Blood-bank significance
Blood banks routinely test every donation and every patient sample for both the ABO and the Rh systems before any transfusion is released. The clinical workflow rests on three precautions. Cross-matching is performed in vitro — donor RBCs are mixed with recipient plasma and observed for agglutination. Both ABO and Rh must match: an Rh− recipient who has previously been exposed to Rh+ blood carries anti-Rh antibodies that can lyse Rh+ donor cells. Rh− blood is precious in inventory terms because Rh− recipients (about a fifth of the population) can only receive Rh− blood; Rh+ recipients can receive either.
Worked examples
A patient with blood group A needs a transfusion. From which ABO groups can blood be safely accepted?
Solution. A patient with group A carries antigen A on RBCs and anti-B in plasma. Donor RBCs must not carry antigen B (else the recipient's anti-B will agglutinate them). Hence the only safe donors are group A (carries only antigen A) and group O (no antigen). B and AB are unsafe.
An Rh− woman had a normal first pregnancy with an Rh+ baby. She did not receive RhoGAM. Why is her second Rh+ pregnancy at risk?

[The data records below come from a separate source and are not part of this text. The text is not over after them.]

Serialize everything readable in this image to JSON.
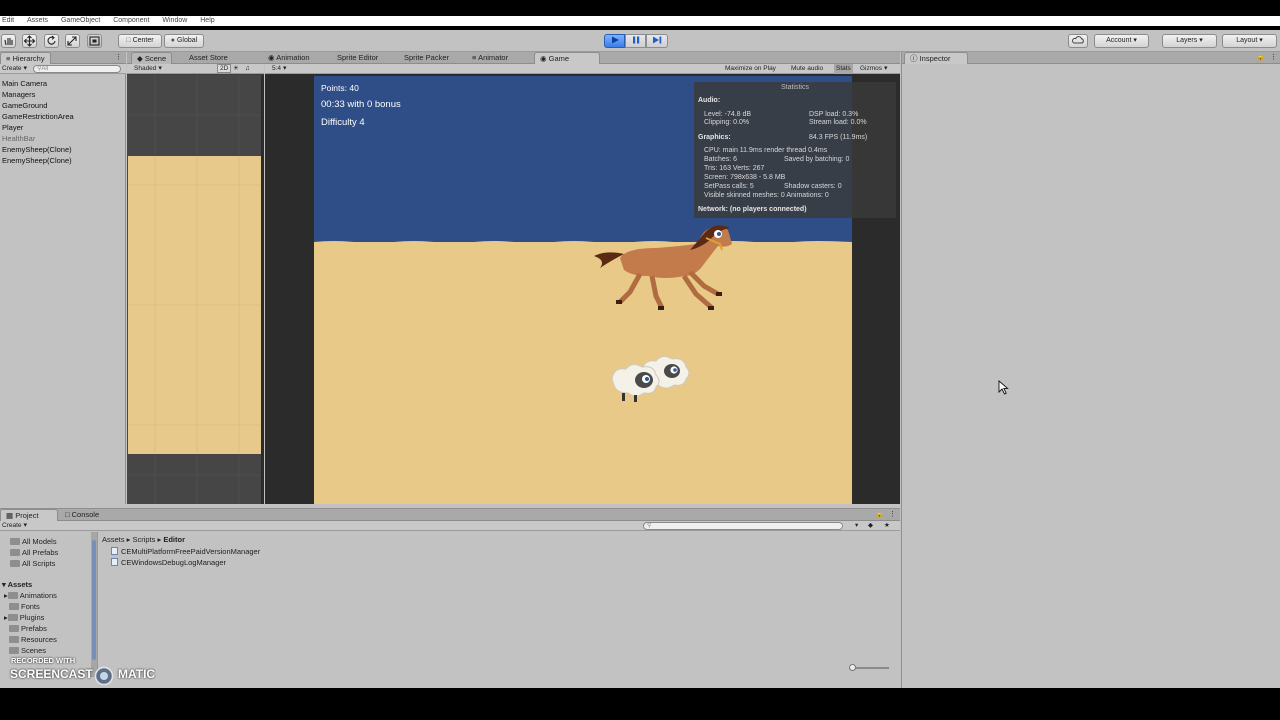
{
  "menubar": {
    "items": [
      "Edit",
      "Assets",
      "GameObject",
      "Component",
      "Window",
      "Help"
    ]
  },
  "toolbar": {
    "center_label": "Center",
    "global_label": "Global",
    "account_label": "Account",
    "layers_label": "Layers",
    "layout_label": "Layout"
  },
  "hierarchy": {
    "tab_label": "Hierarchy",
    "create_label": "Create",
    "search_placeholder": "All",
    "items": [
      "Main Camera",
      "Managers",
      "GameGround",
      "GameRestrictionArea",
      "Player",
      "HealthBar",
      "EnemySheep(Clone)",
      "EnemySheep(Clone)"
    ]
  },
  "center_tabs": [
    {
      "label": "Scene",
      "active": false
    },
    {
      "label": "Asset Store",
      "active": false
    },
    {
      "label": "Animation",
      "active": false
    },
    {
      "label": "Sprite Editor",
      "active": false
    },
    {
      "label": "Sprite Packer",
      "active": false
    },
    {
      "label": "Animator",
      "active": false
    },
    {
      "label": "Game",
      "active": true
    }
  ],
  "scene_toolbar": {
    "shaded_label": "Shaded",
    "mode_2d_label": "2D"
  },
  "game_toolbar": {
    "aspect_label": "5:4",
    "maximize_label": "Maximize on Play",
    "mute_label": "Mute audio",
    "stats_label": "Stats",
    "gizmos_label": "Gizmos"
  },
  "game_hud": {
    "points": "Points: 40",
    "timer": "00:33 with 0 bonus",
    "difficulty": "Difficulty 4"
  },
  "statistics": {
    "title": "Statistics",
    "audio_header": "Audio:",
    "level": "Level: -74.8 dB",
    "clipping": "Clipping: 0.0%",
    "dsp_load": "DSP load: 0.3%",
    "stream_load": "Stream load: 0.0%",
    "graphics_header": "Graphics:",
    "fps": "84.3 FPS (11.9ms)",
    "cpu": "CPU: main 11.9ms  render thread 0.4ms",
    "batches": "Batches: 6",
    "saved_batching": "Saved by batching: 0",
    "tris": "Tris: 163  Verts: 267",
    "screen": "Screen: 798x638 - 5.8 MB",
    "setpass": "SetPass calls: 5",
    "shadow_casters": "Shadow casters: 0",
    "skinned": "Visible skinned meshes: 0  Animations: 0",
    "network": "Network: (no players connected)"
  },
  "inspector": {
    "tab_label": "Inspector"
  },
  "project": {
    "tab_label": "Project",
    "console_label": "Console",
    "create_label": "Create",
    "favorites": [
      "All Models",
      "All Prefabs",
      "All Scripts"
    ],
    "assets_header": "Assets",
    "folders": [
      "Animations",
      "Fonts",
      "Plugins",
      "Prefabs",
      "Resources",
      "Scenes"
    ],
    "breadcrumb": [
      "Assets",
      "Scripts",
      "Editor"
    ],
    "files": [
      "CEMultiPlatformFreePaidVersionManager",
      "CEWindowsDebugLogManager"
    ]
  },
  "watermark": {
    "recorded": "RECORDED WITH",
    "brand_left": "SCREENCAST",
    "brand_right": "MATIC"
  },
  "colors": {
    "sky": "#2f4e87",
    "sand": "#e9c987",
    "editor_bg": "#c2c2c2",
    "stats_bg": "#3a3a3a",
    "play_active": "#3a7ee8"
  }
}
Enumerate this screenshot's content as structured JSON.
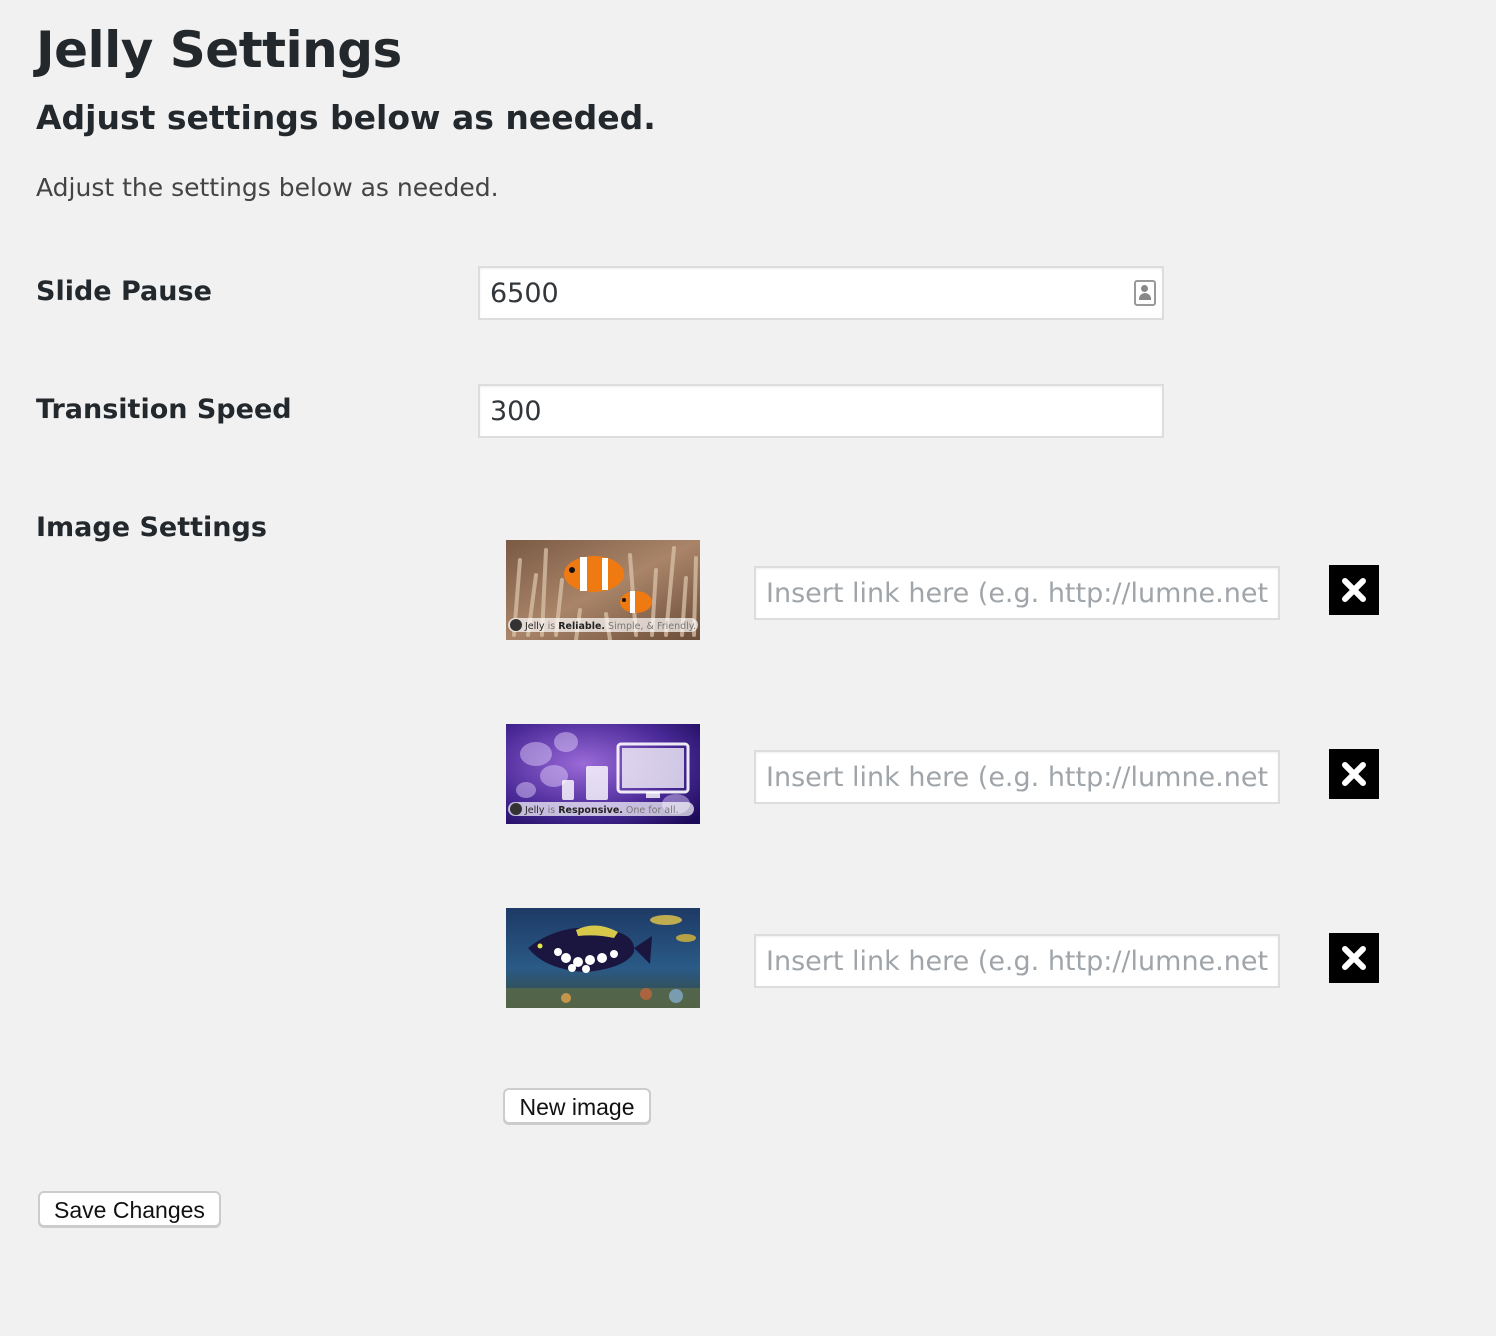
{
  "page": {
    "title": "Jelly Settings",
    "section_title": "Adjust settings below as needed.",
    "intro": "Adjust the settings below as needed."
  },
  "fields": {
    "slide_pause": {
      "label": "Slide Pause",
      "value": "6500"
    },
    "transition_speed": {
      "label": "Transition Speed",
      "value": "300"
    }
  },
  "image_settings": {
    "label": "Image Settings",
    "link_placeholder": "Insert link here (e.g. http://lumne.net)",
    "images": [
      {
        "name": "clownfish",
        "caption_brand": "Jelly",
        "caption_is": "is",
        "caption_bold": "Reliable.",
        "caption_rest": "Simple, & Friendly.",
        "link": ""
      },
      {
        "name": "jellyfish",
        "caption_brand": "Jelly",
        "caption_is": "is",
        "caption_bold": "Responsive.",
        "caption_rest": "One for all.",
        "link": ""
      },
      {
        "name": "triggerfish",
        "link": ""
      }
    ],
    "remove_icon": "close-icon",
    "new_image_label": "New image"
  },
  "actions": {
    "save_label": "Save Changes"
  },
  "colors": {
    "background": "#f1f1f1",
    "text": "#23282d",
    "remove_button": "#000000",
    "input_border": "#dddddd"
  }
}
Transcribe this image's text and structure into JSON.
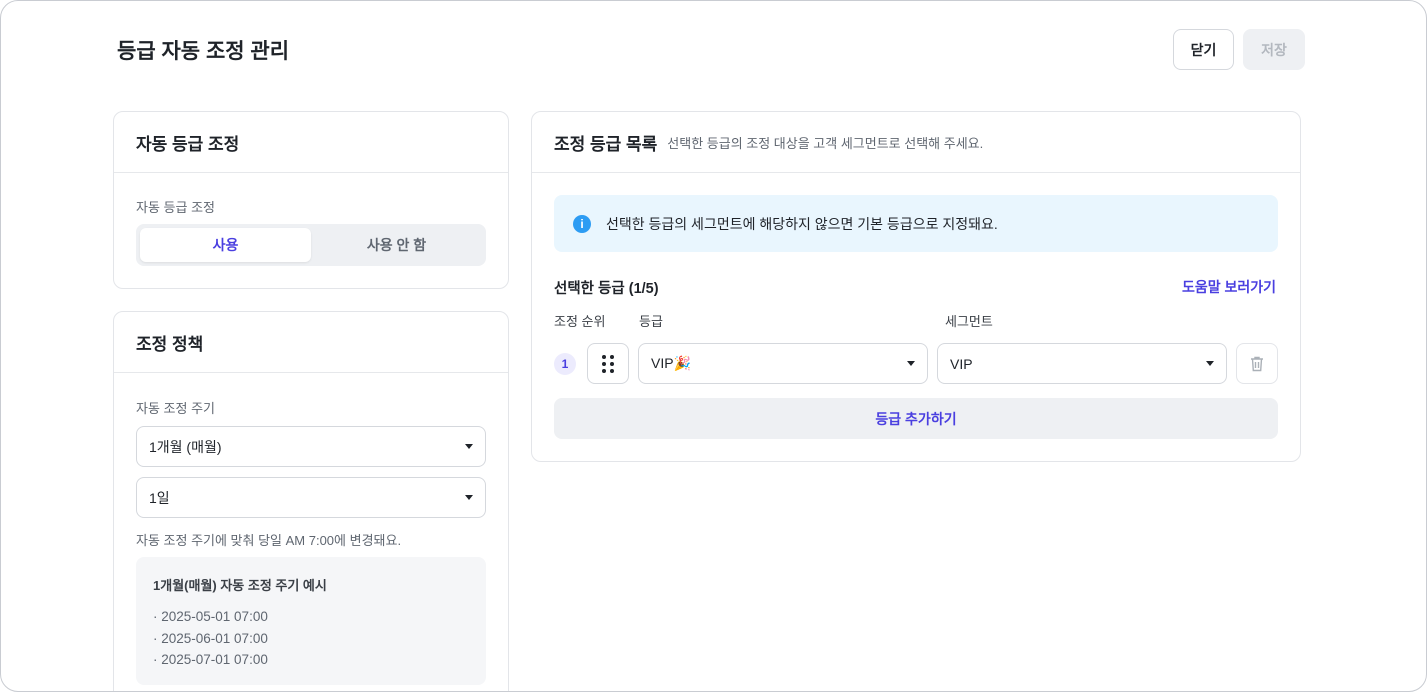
{
  "page": {
    "title": "등급 자동 조정 관리"
  },
  "header": {
    "close_label": "닫기",
    "save_label": "저장"
  },
  "auto_card": {
    "title": "자동 등급 조정",
    "field_label": "자동 등급 조정",
    "options": [
      "사용",
      "사용 안 함"
    ],
    "selected": "사용"
  },
  "policy_card": {
    "title": "조정 정책",
    "field_label": "자동 조정 주기",
    "period_value": "1개월 (매월)",
    "day_value": "1일",
    "note": "자동 조정 주기에 맞춰 당일 AM 7:00에 변경돼요.",
    "example_title": "1개월(매월) 자동 조정 주기 예시",
    "example_items": [
      "· 2025-05-01 07:00",
      "· 2025-06-01 07:00",
      "· 2025-07-01 07:00"
    ]
  },
  "list_card": {
    "title": "조정 등급 목록",
    "subtitle": "선택한 등급의 조정 대상을 고객 세그먼트로 선택해 주세요.",
    "info_text": "선택한 등급의 세그먼트에 해당하지 않으면 기본 등급으로 지정돼요.",
    "selected_title": "선택한 등급 (1/5)",
    "help_link": "도움말 보러가기",
    "columns": {
      "order": "조정 순위",
      "grade": "등급",
      "segment": "세그먼트"
    },
    "rows": [
      {
        "order": "1",
        "grade": "VIP🎉",
        "segment": "VIP"
      }
    ],
    "add_label": "등급 추가하기"
  },
  "colors": {
    "accent": "#4a3fe0",
    "info_bg": "#e9f6fe",
    "info_icon": "#2d9cf3"
  },
  "icons": [
    "info-icon",
    "drag-handle-icon",
    "trash-icon",
    "caret-down-icon"
  ]
}
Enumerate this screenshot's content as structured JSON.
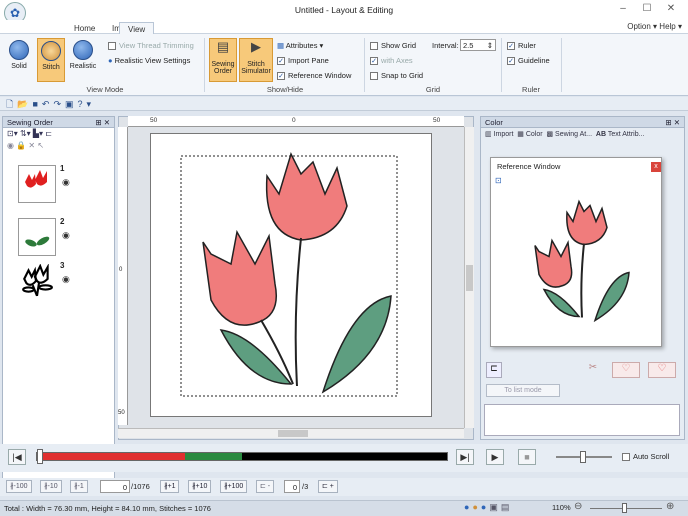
{
  "window": {
    "title": "Untitled - Layout & Editing",
    "minimize": "–",
    "maximize": "☐",
    "close": "✕"
  },
  "tabs": [
    {
      "label": "Home"
    },
    {
      "label": "Image"
    },
    {
      "label": "View"
    }
  ],
  "top_right": {
    "option": "Option",
    "help": "Help"
  },
  "ribbon": {
    "view_mode": {
      "label": "View Mode",
      "solid": "Solid",
      "stitch": "Stitch",
      "realistic": "Realistic",
      "thread_trimming": "View Thread Trimming",
      "realistic_settings": "Realistic View Settings"
    },
    "show_hide": {
      "label": "Show/Hide",
      "sewing_order": "Sewing Order",
      "stitch_simulator": "Stitch Simulator",
      "attributes": "Attributes",
      "import_pane": "Import Pane",
      "reference_window": "Reference Window"
    },
    "grid": {
      "label": "Grid",
      "show_grid": "Show Grid",
      "interval_label": "Interval:",
      "interval_value": "2.5",
      "with_axes": "with Axes",
      "snap_to_grid": "Snap to Grid"
    },
    "ruler": {
      "label": "Ruler",
      "ruler": "Ruler",
      "guideline": "Guideline"
    }
  },
  "sewing_order": {
    "title": "Sewing Order",
    "items": [
      {
        "num": "1"
      },
      {
        "num": "2"
      },
      {
        "num": "3"
      }
    ]
  },
  "ruler": {
    "h_ticks": [
      "50",
      "0",
      "50"
    ],
    "v_ticks": [
      "0",
      "50"
    ]
  },
  "color_panel": {
    "title": "Color",
    "tabs": [
      "Import",
      "Color",
      "Sewing At...",
      "Text Attrib..."
    ],
    "to_list_mode": "To list mode"
  },
  "reference_window": {
    "title": "Reference Window",
    "close": "x"
  },
  "playback": {
    "auto_scroll": "Auto Scroll",
    "progress_fraction": 0.36
  },
  "steps": {
    "b100": "-100",
    "b10": "-10",
    "b1": "-1",
    "current": "0",
    "total": "/1076",
    "f1": "+1",
    "f10": "+10",
    "f100": "+100",
    "page_current": "0",
    "page_total": "/3"
  },
  "status": {
    "text": "Total : Width = 76.30 mm, Height = 84.10 mm, Stitches = 1076",
    "zoom": "110%"
  },
  "colors": {
    "accent": "#f7c97a",
    "red": "#e05a5a",
    "green": "#3e8a5c"
  }
}
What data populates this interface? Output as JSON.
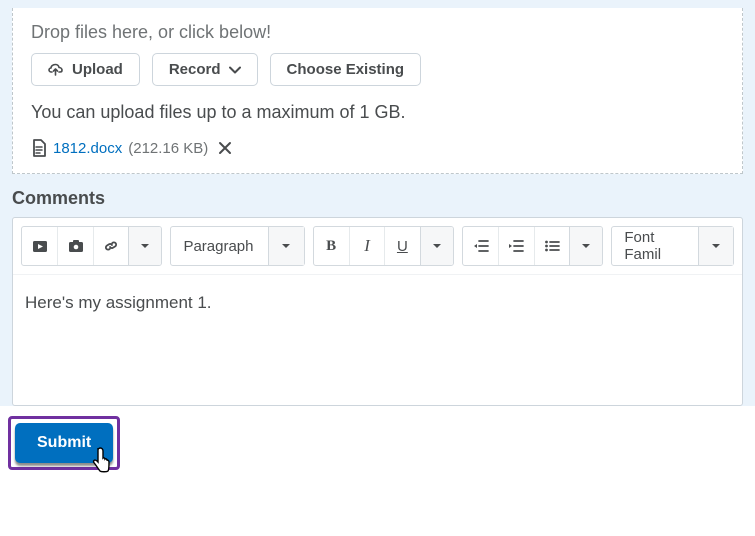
{
  "dropzone": {
    "prompt": "Drop files here, or click below!",
    "upload_label": "Upload",
    "record_label": "Record",
    "choose_label": "Choose Existing",
    "hint": "You can upload files up to a maximum of 1 GB."
  },
  "file": {
    "name": "1812.docx",
    "size": "(212.16 KB)"
  },
  "comments": {
    "label": "Comments",
    "paragraph_label": "Paragraph",
    "font_family_label": "Font Famil",
    "body": "Here's my assignment 1."
  },
  "submit": {
    "label": "Submit"
  }
}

Solution. Exposure to foetal Rh+ blood at the first delivery sensitises her immune system. She produces anti-Rh IgG antibodies, which are now present in her plasma. In any subsequent Rh+ pregnancy, this IgG crosses the placenta and binds to foetal Rh+ RBCs, leading to their destruction — erythroblastosis foetalis. RhoGAM after the first delivery would have cleared the foetal cells before her immune system mounted a memory response.
A father is B+ and the mother is A+. They have a child who is O+. Give one possible genotype for each.
Solution. The O child must be ii, so each parent must carry one recessive i allele. The father (B phenotype, carrying an i allele) must therefore be IBi, and the mother (A phenotype, carrying an i allele) must be IAi. Genotypes: father IBi, mother IAi, child ii. The cross IBi × IAi predicts AB, A, B and O children in equal ratio. The Rh+ child only requires that one of the parents carries at least one dominant Rh allele.